As a reader, a Neil Gaiman fan and a somewhat-foodie, I had to break my recent blog-fast with an unexpected delight: the real-world recipe for the lemon pancakes mentioned in Gaiman’s latest novel, The Ocean At The End of the Lane.
Gaiman writes modern mythology with quirk and wit and I’ve been following him since I read his fantasy epic, American Gods, a couple of years ago. Since then I’ve gobbled up as many of his works as possible (all strangely delicious and deliciously strange). When I first got the new book, I was a little disappointed. It’s so thin! I went straight to the last page and the number was less than 200! That seemed like a mere morsel compared to the extended feast I was anticipating.

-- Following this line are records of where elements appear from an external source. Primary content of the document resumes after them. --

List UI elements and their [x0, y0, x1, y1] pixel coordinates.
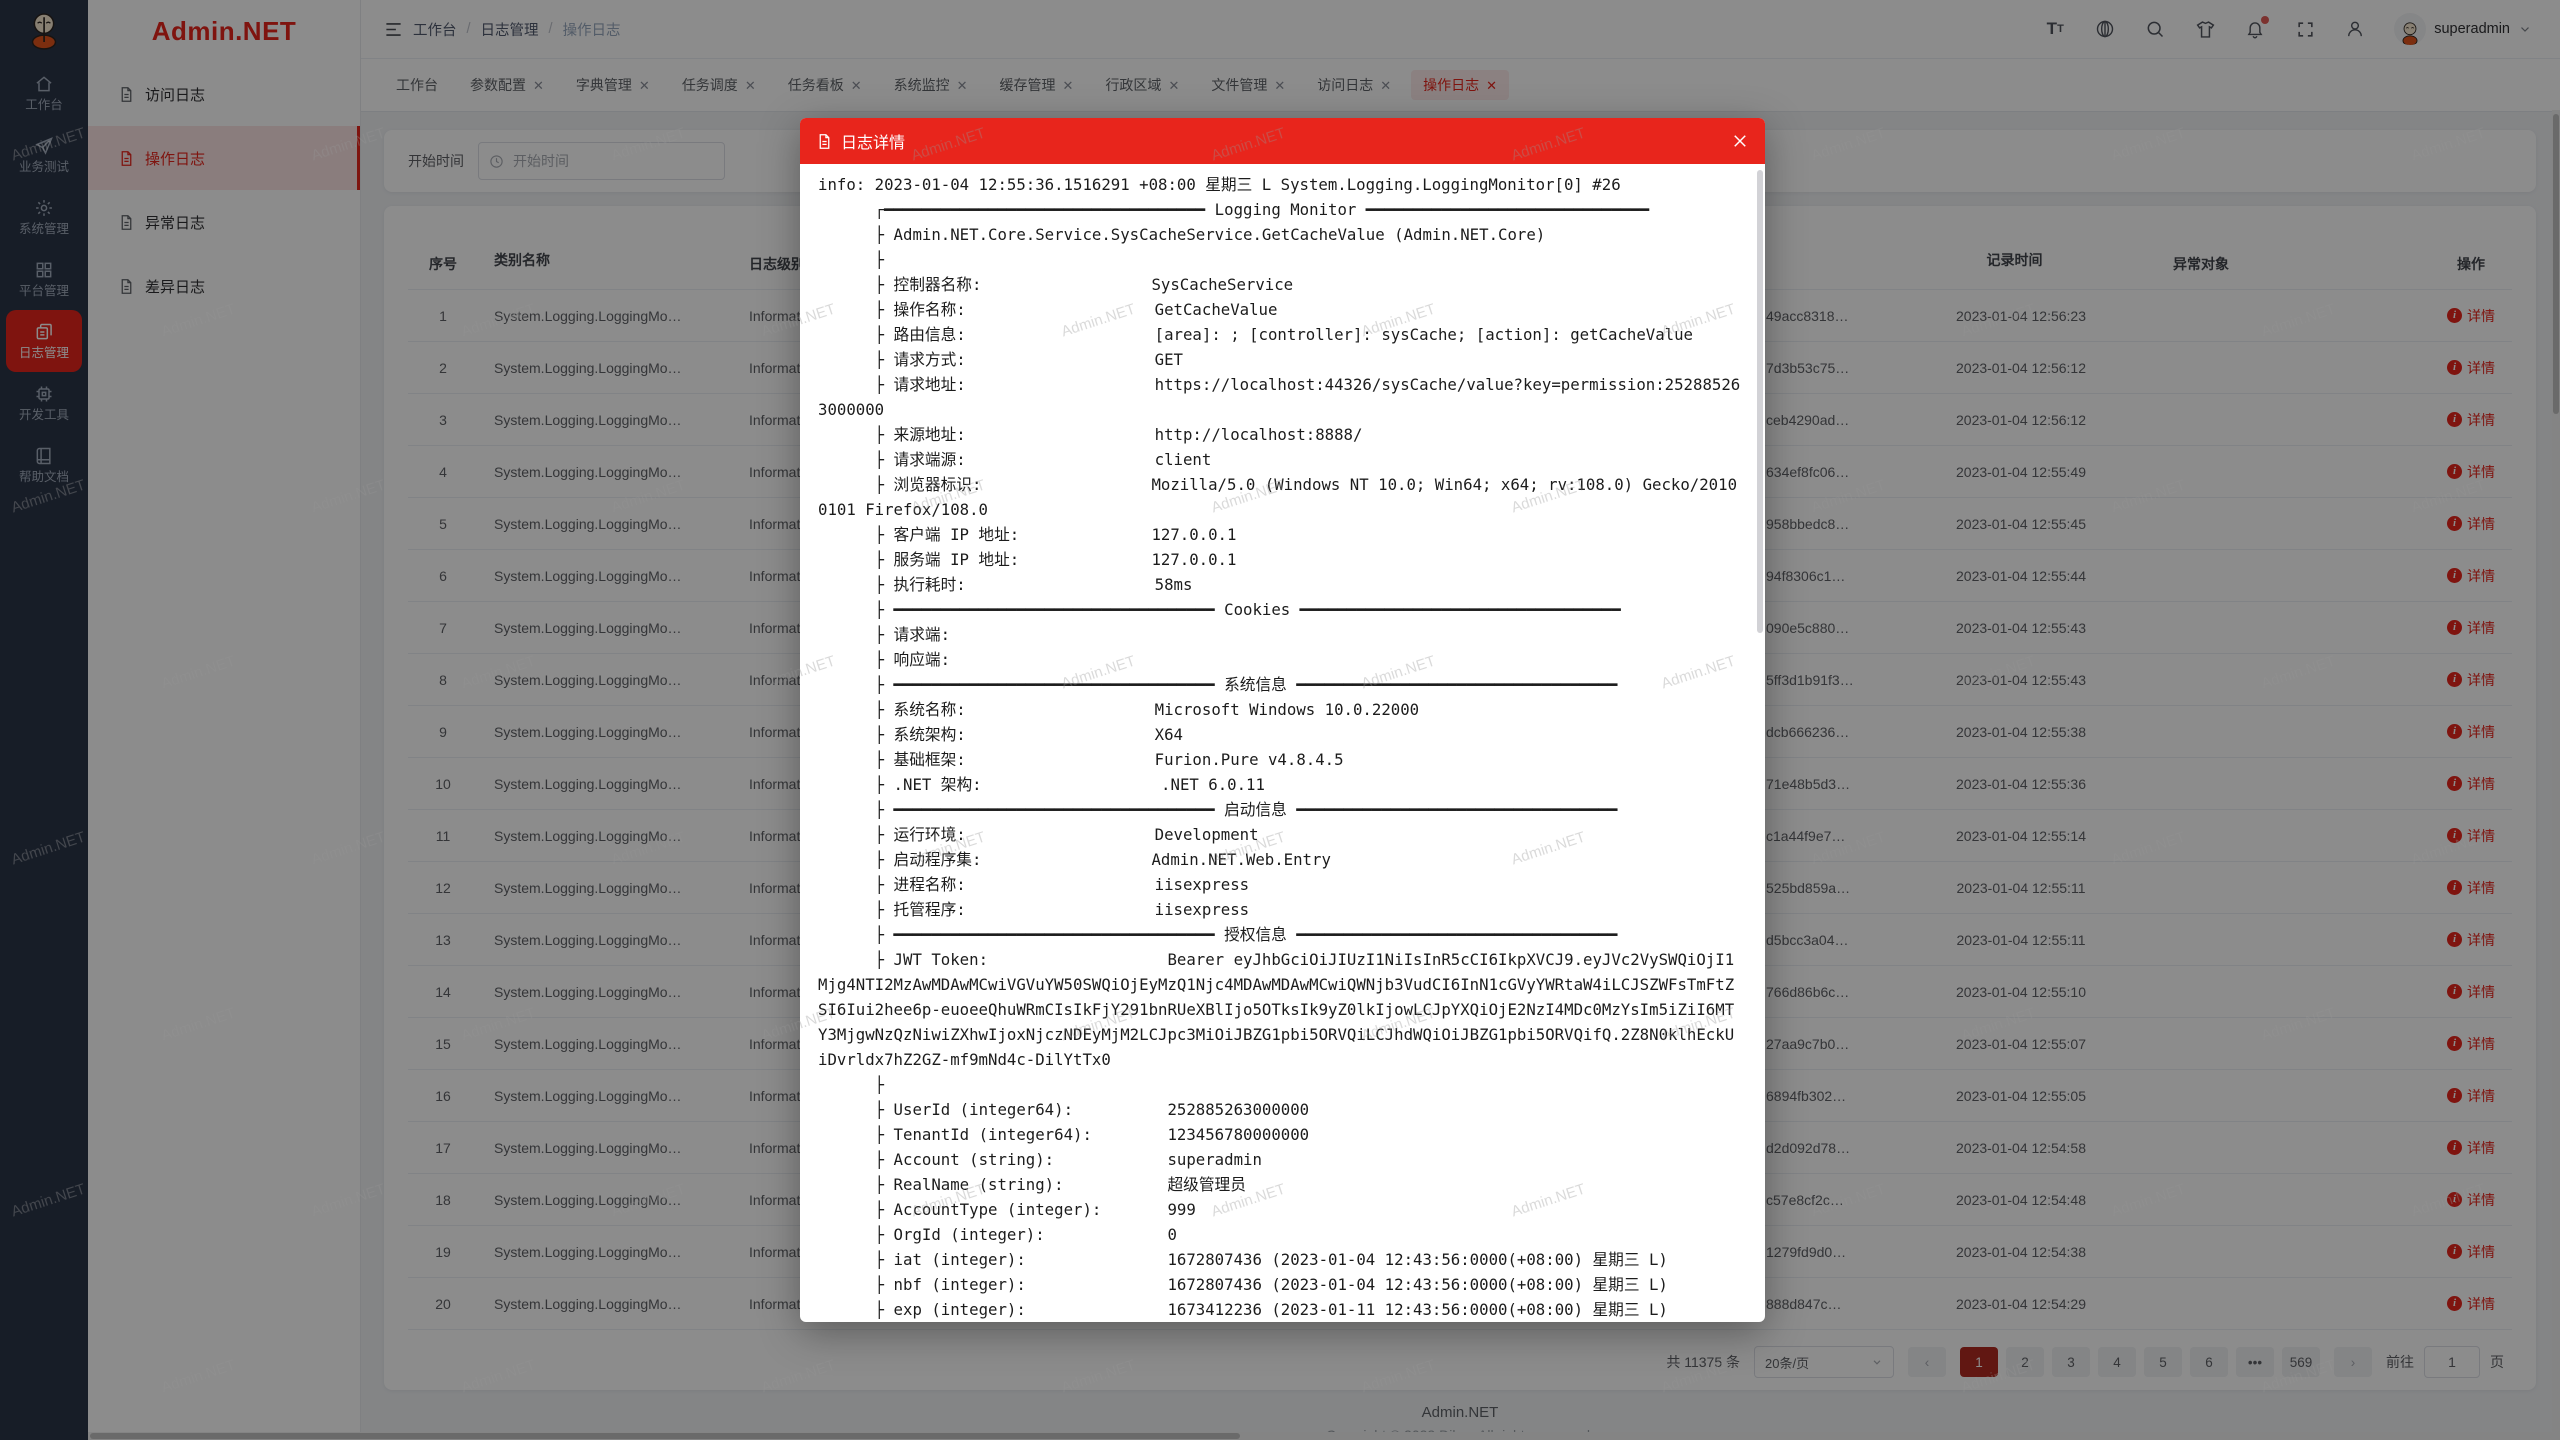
log-detail-dialog: 日志详情 info: 2023-01-04 12:55:36.1516291 +…: [800, 118, 1765, 1322]
file-icon: [816, 133, 833, 150]
dialog-title: 日志详情: [841, 129, 905, 153]
app-window: 工作台 业务测试 系统管理 平台管理 日志管理 开发工具 帮助文档 Admin.…: [0, 0, 2560, 1440]
close-icon[interactable]: [1731, 132, 1749, 150]
dialog-scrollbar-thumb[interactable]: [1757, 170, 1763, 633]
log-detail-text: info: 2023-01-04 12:55:36.1516291 +08:00…: [800, 164, 1765, 1322]
dialog-body: info: 2023-01-04 12:55:36.1516291 +08:00…: [800, 164, 1765, 1322]
dialog-header: 日志详情: [800, 118, 1765, 164]
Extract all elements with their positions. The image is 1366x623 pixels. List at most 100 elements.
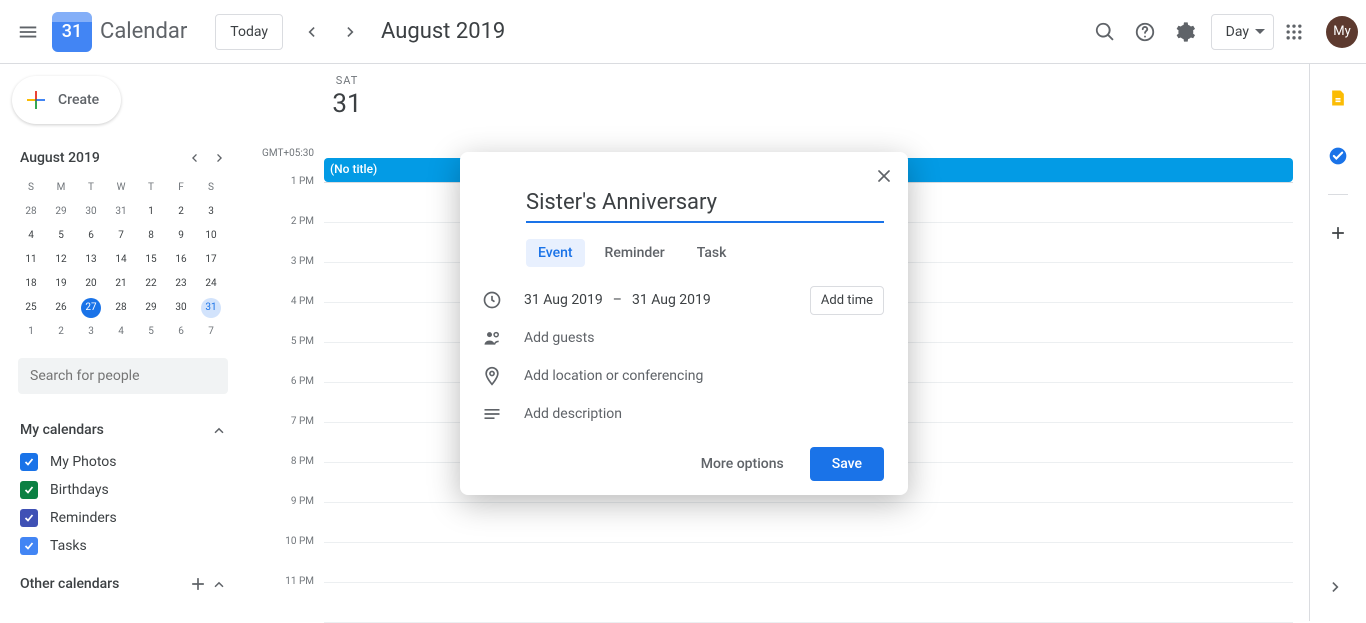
save-button[interactable]: Save bbox=[810, 447, 884, 481]
mini-day-cell[interactable]: 19 bbox=[46, 272, 76, 296]
side-panel bbox=[1310, 64, 1366, 621]
add-time-button[interactable]: Add time bbox=[810, 286, 884, 315]
hour-label: 6 PM bbox=[256, 376, 314, 387]
people-search[interactable] bbox=[18, 358, 228, 394]
mini-day-cell[interactable]: 1 bbox=[16, 320, 46, 344]
mini-day-cell[interactable]: 2 bbox=[166, 200, 196, 224]
mini-day-cell[interactable]: 18 bbox=[16, 272, 46, 296]
mini-day-cell[interactable]: 24 bbox=[196, 272, 226, 296]
calendar-item[interactable]: Birthdays bbox=[14, 476, 232, 504]
people-search-input[interactable] bbox=[30, 368, 216, 384]
calendar-item[interactable]: Reminders bbox=[14, 504, 232, 532]
mini-day-cell[interactable]: 29 bbox=[136, 296, 166, 320]
mini-day-cell[interactable]: 6 bbox=[76, 224, 106, 248]
view-selector[interactable]: Day bbox=[1211, 14, 1274, 50]
mini-day-cell[interactable]: 3 bbox=[76, 320, 106, 344]
mini-next-button[interactable] bbox=[208, 146, 232, 170]
hour-slot[interactable]: 11 PM bbox=[324, 583, 1293, 623]
add-guests-field[interactable]: Add guests bbox=[524, 330, 594, 346]
calendar-item[interactable]: My Photos bbox=[14, 448, 232, 476]
mini-day-cell[interactable]: 31 bbox=[196, 296, 226, 320]
add-description-field[interactable]: Add description bbox=[524, 406, 622, 422]
mini-day-cell[interactable]: 12 bbox=[46, 248, 76, 272]
search-button[interactable] bbox=[1085, 12, 1125, 52]
keep-icon bbox=[1328, 88, 1348, 108]
hour-label: 11 PM bbox=[256, 576, 314, 587]
header-bar: 31 Calendar Today August 2019 Day My bbox=[0, 0, 1366, 64]
mini-day-header: S bbox=[16, 176, 46, 200]
mini-day-cell[interactable]: 22 bbox=[136, 272, 166, 296]
mini-day-cell[interactable]: 16 bbox=[166, 248, 196, 272]
more-options-button[interactable]: More options bbox=[685, 447, 800, 481]
hour-slot[interactable]: 9 PM bbox=[324, 503, 1293, 543]
addons-button[interactable] bbox=[1318, 213, 1358, 253]
mini-day-cell[interactable]: 5 bbox=[136, 320, 166, 344]
tasks-button[interactable] bbox=[1318, 136, 1358, 176]
mini-day-cell[interactable]: 30 bbox=[166, 296, 196, 320]
app-title: Calendar bbox=[100, 19, 187, 44]
mini-day-cell[interactable]: 26 bbox=[46, 296, 76, 320]
mini-day-cell[interactable]: 28 bbox=[16, 200, 46, 224]
prev-period-button[interactable] bbox=[291, 12, 331, 52]
checkbox-checked-icon[interactable] bbox=[20, 453, 38, 471]
sidebar: Create August 2019 SMTWTFS28293031123456… bbox=[0, 64, 250, 621]
tab-reminder[interactable]: Reminder bbox=[593, 239, 677, 267]
mini-day-cell[interactable]: 20 bbox=[76, 272, 106, 296]
mini-day-header: T bbox=[76, 176, 106, 200]
close-button[interactable] bbox=[866, 158, 902, 194]
mini-day-cell[interactable]: 9 bbox=[166, 224, 196, 248]
plus-multicolor-icon bbox=[24, 88, 48, 112]
mini-day-cell[interactable]: 6 bbox=[166, 320, 196, 344]
next-period-button[interactable] bbox=[331, 12, 371, 52]
mini-day-cell[interactable]: 23 bbox=[166, 272, 196, 296]
mini-day-cell[interactable]: 31 bbox=[106, 200, 136, 224]
mini-day-cell[interactable]: 7 bbox=[196, 320, 226, 344]
mini-day-cell[interactable]: 14 bbox=[106, 248, 136, 272]
hour-slot[interactable]: 10 PM bbox=[324, 543, 1293, 583]
other-calendars-header[interactable]: Other calendars bbox=[14, 566, 232, 602]
mini-day-cell[interactable]: 5 bbox=[46, 224, 76, 248]
keep-button[interactable] bbox=[1318, 78, 1358, 118]
collapse-panel-button[interactable] bbox=[1316, 567, 1356, 607]
event-title-input[interactable] bbox=[526, 188, 884, 223]
mini-day-cell[interactable]: 1 bbox=[136, 200, 166, 224]
mini-day-cell[interactable]: 15 bbox=[136, 248, 166, 272]
mini-day-cell[interactable]: 3 bbox=[196, 200, 226, 224]
mini-day-cell[interactable]: 17 bbox=[196, 248, 226, 272]
mini-day-cell[interactable]: 11 bbox=[16, 248, 46, 272]
create-button[interactable]: Create bbox=[12, 76, 121, 124]
help-button[interactable] bbox=[1125, 12, 1165, 52]
chevron-up-icon bbox=[210, 421, 228, 439]
my-calendars-header[interactable]: My calendars bbox=[14, 412, 232, 448]
mini-day-cell[interactable]: 21 bbox=[106, 272, 136, 296]
mini-day-cell[interactable]: 8 bbox=[136, 224, 166, 248]
checkbox-checked-icon[interactable] bbox=[20, 509, 38, 527]
checkbox-checked-icon[interactable] bbox=[20, 537, 38, 555]
menu-button[interactable] bbox=[8, 12, 48, 52]
checkbox-checked-icon[interactable] bbox=[20, 481, 38, 499]
mini-day-cell[interactable]: 30 bbox=[76, 200, 106, 224]
mini-prev-button[interactable] bbox=[182, 146, 206, 170]
calendar-item[interactable]: Tasks bbox=[14, 532, 232, 560]
mini-day-cell[interactable]: 4 bbox=[16, 224, 46, 248]
mini-day-cell[interactable]: 13 bbox=[76, 248, 106, 272]
mini-day-cell[interactable]: 4 bbox=[106, 320, 136, 344]
today-button[interactable]: Today bbox=[215, 14, 283, 50]
apps-button[interactable] bbox=[1274, 12, 1314, 52]
mini-day-cell[interactable]: 28 bbox=[106, 296, 136, 320]
mini-day-cell[interactable]: 10 bbox=[196, 224, 226, 248]
account-avatar[interactable]: My bbox=[1326, 16, 1358, 48]
date-range[interactable]: 31 Aug 2019 – 31 Aug 2019 bbox=[524, 292, 711, 308]
tab-task[interactable]: Task bbox=[685, 239, 739, 267]
plus-icon[interactable] bbox=[188, 574, 208, 594]
mini-day-cell[interactable]: 27 bbox=[76, 296, 106, 320]
settings-button[interactable] bbox=[1165, 12, 1205, 52]
mini-day-cell[interactable]: 7 bbox=[106, 224, 136, 248]
mini-day-cell[interactable]: 2 bbox=[46, 320, 76, 344]
app-logo[interactable]: 31 Calendar bbox=[52, 12, 187, 52]
mini-calendar[interactable]: SMTWTFS282930311234567891011121314151617… bbox=[16, 176, 232, 344]
mini-day-cell[interactable]: 29 bbox=[46, 200, 76, 224]
add-location-field[interactable]: Add location or conferencing bbox=[524, 368, 703, 384]
tab-event[interactable]: Event bbox=[526, 239, 585, 267]
mini-day-cell[interactable]: 25 bbox=[16, 296, 46, 320]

Then I read it over the course of this past Saturday and found myself lost in this dark yet comforting tale of a little boy caught up in big world magic. It was a truly satisfying read and I recommend it for all readers who appreciate the fine art of story-telling.
Anyhoo, at some point of the story, our hero is fed lemon pancakes at a Surrey farm and I was charmed by the idea of pancakes with lemon squeezed on them. Lo and behold, just this morning I read an interview with Gaiman that included the recipe. So here you go, I haven’t even tried to makes these yet but I hope to soon!
Nail Gaiman’s Lemon Pancakes
Excerpted in total from Joe Hill’s interview on Omnivoracious.
JH: There’s a lot of wonderful food writing in this book. I had to put the thing down several times to rummage desperately through my fridge. Can you give us the recipe for the Hempstocks’ lemon pancakes? Please don’t let that part be make-believe.
NG: There is no make-believe in cooking. There were few things I took as much fun in cooking, when I was a boy, as pancakes. (I liked making toffee, too, because it was a little like a science experiment.)
Right. The night before you are going to make them, you mix:
1 cup of ordinary white flour
2 eggs
a pinch of salt
2 1/2 cups of milk and water (a cup and a half of milk and a cup of water mixed)
1 tablespoon of either vegetable oil or melted butter
(You’ll also need some granulated sugar, and a couple of lemons to put on the pancakes, along with other things like jams and possibly even maple syrup because you’re American.)
Put the flour and salt in a mixing bowl. Crack the eggs in and whisk/fork the egg into the flour. Slowly add the milk/water mixture, stirring as you go, until there are no lumps and you have a liquid the consistency of a not too thick cream.
Then put the mixture in the fridge overnight.
Grease or butter or oil a non-stick frying pan. Heat it until it’s really hot (377 degrees according to one website, but basically, it has to be hot for the pancake to become a pancake. And these are crepes, French style, not thick American round pancakes).
Stir the mixture you just took from the fridge thoroughly because the flour will all be at the bottom. Get an even, consistency.
Then ladle some mixture into the pan, thinly covering the whole of the base of the pan. When the base is golden, flip it (or, if you are brave, toss it). Cook another 30 seconds on the other side.
For reasons I do not quite understand (although pan heat is probably the reason), the first one is always a bit disappointing. Often it’s a burnt, sludgy, weird thing, (always, in my family, eaten by the cook) (which was me). Just keep going, and the rest will be fine.
Sprinkle sugar in the middle. And then squeeze some lemon juice in, preferably from a lemon. Then wrap it like a cigar and feed it to a child.
(You can experiment with other things in the middle, like Nutella, or jam, or even maple syrup–but remember that these pancakes are not syrup-absorbent like American style pancakes.)